We do not know whether the proposed changes are the cause of the 30-month delay in publishing the manual. The interagency transparency that existed during the 14 years of manual preparation has ceased without explanation.
We are concerned about the delay, the lack of transparency, and the changes being made to the manual by political appointees without law of war experience, which could endanger the lives of our fighting men and women.
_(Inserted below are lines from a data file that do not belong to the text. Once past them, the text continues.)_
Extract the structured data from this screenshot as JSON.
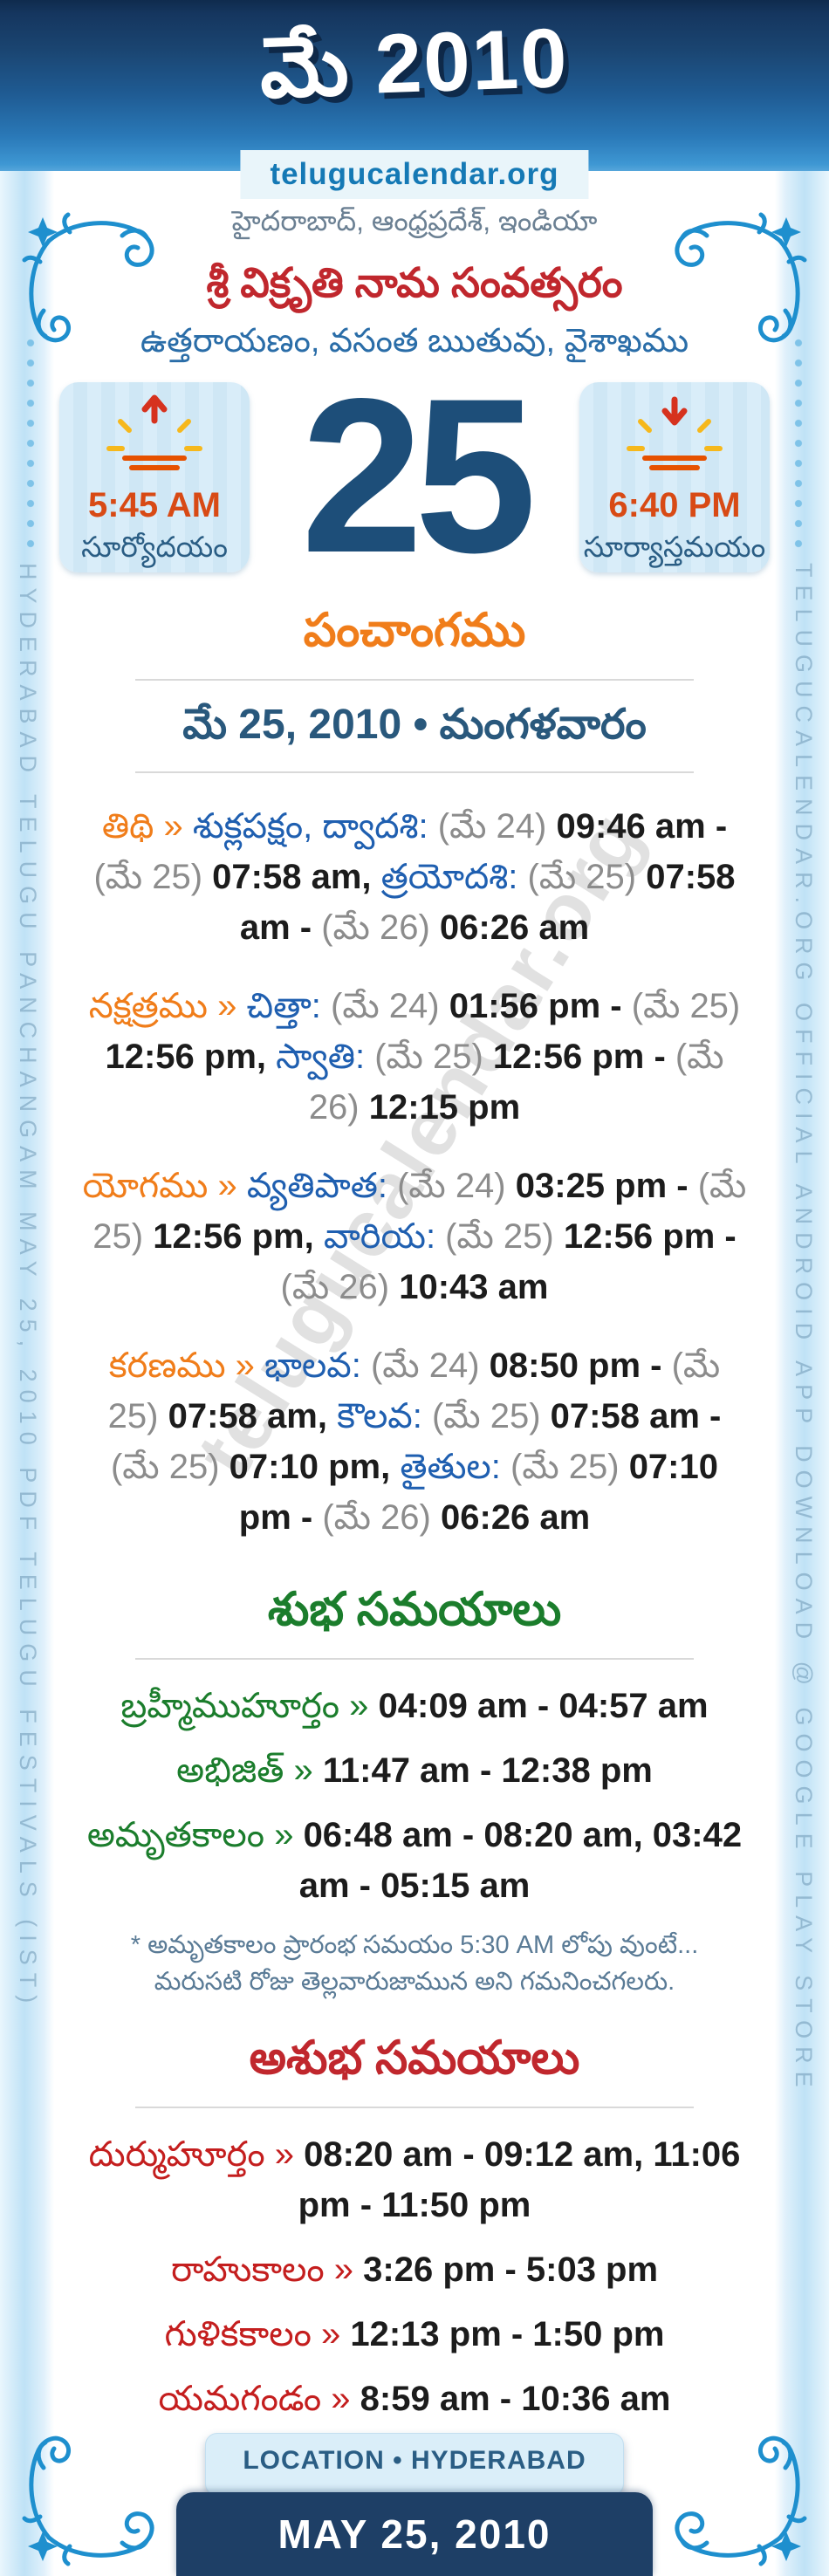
{
  "header": {
    "title": "మే 2010",
    "badge": "telugucalendar.org"
  },
  "intro": {
    "geo_line": "హైదరాబాద్, ఆంధ్రప్రదేశ్, ఇండియా",
    "year_line": "శ్రీ విక్రృతి నామ సంవత్సరం",
    "season_line": "ఉత్తరాయణం, వసంత ఋతువు, వైశాఖము"
  },
  "day": {
    "number": "25",
    "sunrise": {
      "time": "5:45 AM",
      "label": "సూర్యోదయం",
      "icon": "sunrise-icon"
    },
    "sunset": {
      "time": "6:40 PM",
      "label": "సూర్యాస్తమయం",
      "icon": "sunset-icon"
    }
  },
  "panchangam": {
    "heading": "పంచాంగము",
    "date_line": "మే 25, 2010 • మంగళవారం",
    "rows": [
      {
        "segments": [
          [
            "తిథి » ",
            "l"
          ],
          [
            "శుక్లపక్షం, ద్వాదశి: ",
            "n"
          ],
          [
            "(మే 24) ",
            "d"
          ],
          [
            "09:46 am - ",
            "t"
          ],
          [
            "(మే 25) ",
            "d"
          ],
          [
            "07:58 am, ",
            "t"
          ],
          [
            "త్రయోదశి: ",
            "n"
          ],
          [
            "(మే 25) ",
            "d"
          ],
          [
            "07:58 am - ",
            "t"
          ],
          [
            "(మే 26) ",
            "d"
          ],
          [
            "06:26 am",
            "t"
          ]
        ]
      },
      {
        "segments": [
          [
            "నక్షత్రము » ",
            "l"
          ],
          [
            "చిత్తా: ",
            "n"
          ],
          [
            "(మే 24) ",
            "d"
          ],
          [
            "01:56 pm - ",
            "t"
          ],
          [
            "(మే 25) ",
            "d"
          ],
          [
            "12:56 pm, ",
            "t"
          ],
          [
            "స్వాతి: ",
            "n"
          ],
          [
            "(మే 25) ",
            "d"
          ],
          [
            "12:56 pm - ",
            "t"
          ],
          [
            "(మే 26) ",
            "d"
          ],
          [
            "12:15 pm",
            "t"
          ]
        ]
      },
      {
        "segments": [
          [
            "యోగము » ",
            "l"
          ],
          [
            "వ్యతిపాత: ",
            "n"
          ],
          [
            "(మే 24) ",
            "d"
          ],
          [
            "03:25 pm - ",
            "t"
          ],
          [
            "(మే 25) ",
            "d"
          ],
          [
            "12:56 pm, ",
            "t"
          ],
          [
            "వారియ: ",
            "n"
          ],
          [
            "(మే 25) ",
            "d"
          ],
          [
            "12:56 pm - ",
            "t"
          ],
          [
            "(మే 26) ",
            "d"
          ],
          [
            "10:43 am",
            "t"
          ]
        ]
      },
      {
        "segments": [
          [
            "కరణము » ",
            "l"
          ],
          [
            "భాలవ: ",
            "n"
          ],
          [
            "(మే 24) ",
            "d"
          ],
          [
            "08:50 pm - ",
            "t"
          ],
          [
            "(మే 25) ",
            "d"
          ],
          [
            "07:58 am, ",
            "t"
          ],
          [
            "కౌలవ: ",
            "n"
          ],
          [
            "(మే 25) ",
            "d"
          ],
          [
            "07:58 am - ",
            "t"
          ],
          [
            "(మే 25) ",
            "d"
          ],
          [
            "07:10 pm, ",
            "t"
          ],
          [
            "తైతుల: ",
            "n"
          ],
          [
            "(మే 25) ",
            "d"
          ],
          [
            "07:10 pm - ",
            "t"
          ],
          [
            "(మే 26) ",
            "d"
          ],
          [
            "06:26 am",
            "t"
          ]
        ]
      }
    ]
  },
  "subha": {
    "heading": "శుభ సమయాలు",
    "items": [
      {
        "label": "బ్రహ్మీముహూర్తం",
        "times": "04:09 am - 04:57 am"
      },
      {
        "label": "అభిజిత్",
        "times": "11:47 am - 12:38 pm"
      },
      {
        "label": "అమృతకాలం",
        "times": "06:48 am - 08:20 am, 03:42 am - 05:15 am"
      }
    ],
    "note": "* అమృతకాలం ప్రారంభ సమయం 5:30 AM లోపు వుంటే... మరుసటి రోజు తెల్లవారుజామున అని గమనించగలరు."
  },
  "asubha": {
    "heading": "అశుభ సమయాలు",
    "items": [
      {
        "label": "దుర్ముహూర్తం",
        "times": "08:20 am - 09:12 am, 11:06 pm - 11:50 pm"
      },
      {
        "label": "రాహుకాలం",
        "times": "3:26 pm - 5:03 pm"
      },
      {
        "label": "గుళికకాలం",
        "times": "12:13 pm - 1:50 pm"
      },
      {
        "label": "యమగండం",
        "times": "8:59 am - 10:36 am"
      }
    ]
  },
  "footer": {
    "location": "LOCATION • HYDERABAD",
    "date": "MAY 25, 2010"
  },
  "side_text": {
    "left": "HYDERABAD TELUGU PANCHANGAM MAY 25, 2010 PDF TELUGU FESTIVALS (IST)",
    "right": "TELUGUCALENDAR.ORG OFFICIAL ANDROID APP DOWNLOAD @ GOOGLE PLAY STORE"
  },
  "watermark": "telugucalendar.org",
  "colors": {
    "header_navy": "#1e3f66",
    "accent_orange": "#f07d1a",
    "name_blue": "#1f5fb0",
    "paren_gray": "#8c8c8c",
    "good_green": "#1b7d2c",
    "bad_red": "#c0272d",
    "day_navy": "#1d4e79",
    "sun_time_red": "#d84a15",
    "ornament_blue": "#1e8fce"
  }
}
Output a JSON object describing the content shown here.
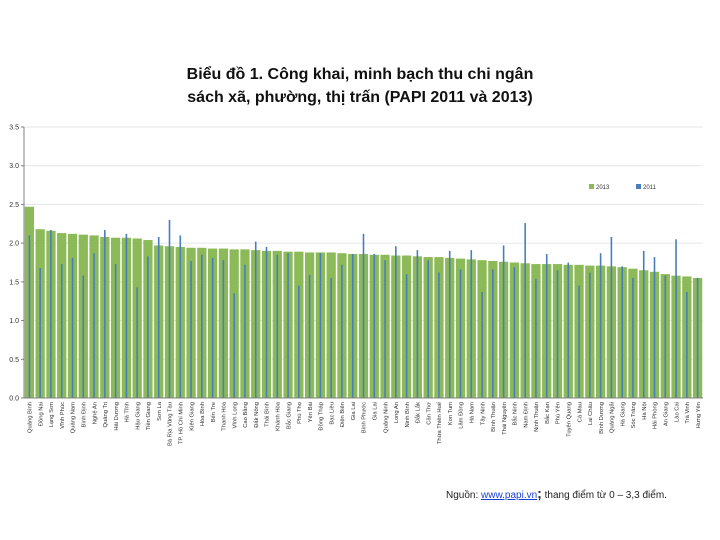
{
  "title_line1": "Biểu đồ 1. Công khai, minh bạch thu chi ngân",
  "title_line2": "sách xã, phường, thị trấn (PAPI 2011 và 2013)",
  "source": {
    "prefix": "Nguồn:",
    "link": "www.papi.vn",
    "semicolon": ";",
    "scale_note": "thang điểm từ 0 – 3,3 điểm."
  },
  "colors": {
    "s2013": "#8dba58",
    "s2011": "#4a7ebb",
    "axis": "#808080"
  },
  "chart_data": {
    "type": "bar",
    "title": "Biểu đồ 1. Công khai, minh bạch thu chi ngân sách xã, phường, thị trấn (PAPI 2011 và 2013)",
    "xlabel": "",
    "ylabel": "",
    "ylim": [
      0,
      3.5
    ],
    "yticks": [
      "0.0",
      "0.5",
      "1.0",
      "1.5",
      "2.0",
      "2.5",
      "3.0",
      "3.5"
    ],
    "legend_position": "top-right",
    "categories": [
      "Quảng Bình",
      "Đồng Nai",
      "Lạng Sơn",
      "Vĩnh Phúc",
      "Quảng Nam",
      "Bình Định",
      "Nghệ An",
      "Quảng Trị",
      "Hải Dương",
      "Hà Tĩnh",
      "Hậu Giang",
      "Tiền Giang",
      "Sơn La",
      "Bà Rịa Vũng Tàu",
      "TP. Hồ Chí Minh",
      "Kiên Giang",
      "Hòa Bình",
      "Bến Tre",
      "Thanh Hóa",
      "Vĩnh Long",
      "Cao Bằng",
      "Đắk Nông",
      "Thái Bình",
      "Khánh Hòa",
      "Bắc Giang",
      "Phú Thọ",
      "Yên Bái",
      "Đồng Tháp",
      "Bạc Liêu",
      "Điện Biên",
      "Gia Lai",
      "Bình Phước",
      "Gia Lai",
      "Quảng Ninh",
      "Long An",
      "Ninh Bình",
      "Đắk Lắk",
      "Cần Thơ",
      "Thừa Thiên Huế",
      "Kon Tum",
      "Lâm Đồng",
      "Hà Nam",
      "Tây Ninh",
      "Bình Thuận",
      "Thái Nguyên",
      "Bắc Ninh",
      "Nam Định",
      "Ninh Thuận",
      "Bắc Kạn",
      "Phú Yên",
      "Tuyên Quang",
      "Cà Mau",
      "Lai Châu",
      "Bình Dương",
      "Quảng Ngãi",
      "Hà Giang",
      "Sóc Trăng",
      "Hà Nội",
      "Hải Phòng",
      "An Giang",
      "Lào Cai",
      "Trà Vinh",
      "Hưng Yên"
    ],
    "series": [
      {
        "name": "2013",
        "values": [
          2.47,
          2.18,
          2.16,
          2.13,
          2.12,
          2.11,
          2.1,
          2.08,
          2.07,
          2.07,
          2.06,
          2.04,
          1.97,
          1.96,
          1.95,
          1.94,
          1.94,
          1.93,
          1.93,
          1.92,
          1.92,
          1.91,
          1.9,
          1.9,
          1.89,
          1.89,
          1.88,
          1.88,
          1.88,
          1.87,
          1.86,
          1.86,
          1.85,
          1.85,
          1.84,
          1.84,
          1.83,
          1.82,
          1.82,
          1.81,
          1.8,
          1.79,
          1.78,
          1.77,
          1.76,
          1.75,
          1.74,
          1.73,
          1.73,
          1.73,
          1.72,
          1.72,
          1.71,
          1.71,
          1.7,
          1.69,
          1.67,
          1.65,
          1.63,
          1.6,
          1.58,
          1.57,
          1.55
        ]
      },
      {
        "name": "2011",
        "values": [
          2.1,
          1.68,
          2.17,
          1.73,
          1.81,
          1.58,
          1.87,
          2.17,
          1.73,
          2.12,
          1.43,
          1.83,
          2.08,
          2.3,
          2.1,
          1.77,
          1.85,
          1.81,
          1.78,
          1.35,
          1.72,
          2.02,
          1.95,
          1.85,
          1.87,
          1.45,
          1.59,
          1.87,
          1.55,
          1.72,
          1.86,
          2.12,
          1.86,
          1.78,
          1.96,
          1.6,
          1.91,
          1.78,
          1.62,
          1.9,
          1.66,
          1.91,
          1.37,
          1.66,
          1.97,
          1.69,
          2.26,
          1.54,
          1.86,
          1.65,
          1.75,
          1.45,
          1.62,
          1.87,
          2.08,
          1.7,
          1.55,
          1.9,
          1.82,
          1.58,
          2.05,
          1.37,
          1.55
        ]
      }
    ]
  }
}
The silence of the judge advocates general of the four services, whose predecessors stood up against measures used by the Bush administration that they thought were inconsistent with traditional U.S. law of war positions and practice, is disturbing.
As one law of war authority said in expressing his disappointment that “this project has truly collapsed,” the law of war “is in the midst of a potentially transformative period, and it is remarkable and risky for the U.S. government in general and the Pentagon in particular to sit quietly on the sidelines.”
We believe the confirmations of the new State Department legal adviser and DoD general counsel offer the Senate the opportunity to get answers to these troubling issues.
Hays Parks, a Marine Corps officer in Vietnam, was the special assistant to the judge advocate general of the Army for law of war matters from 1979-2003 and DoD senior associate deputy general counsel, international affairs, from 2003-2010. He chaired the DoD law of war working group during the 14-year preparation of the Law of War Manual. Edwin Williamson, senior counsel at Sullivan & Cromwell LLP, was the State Department legal adviser from 1990-1993.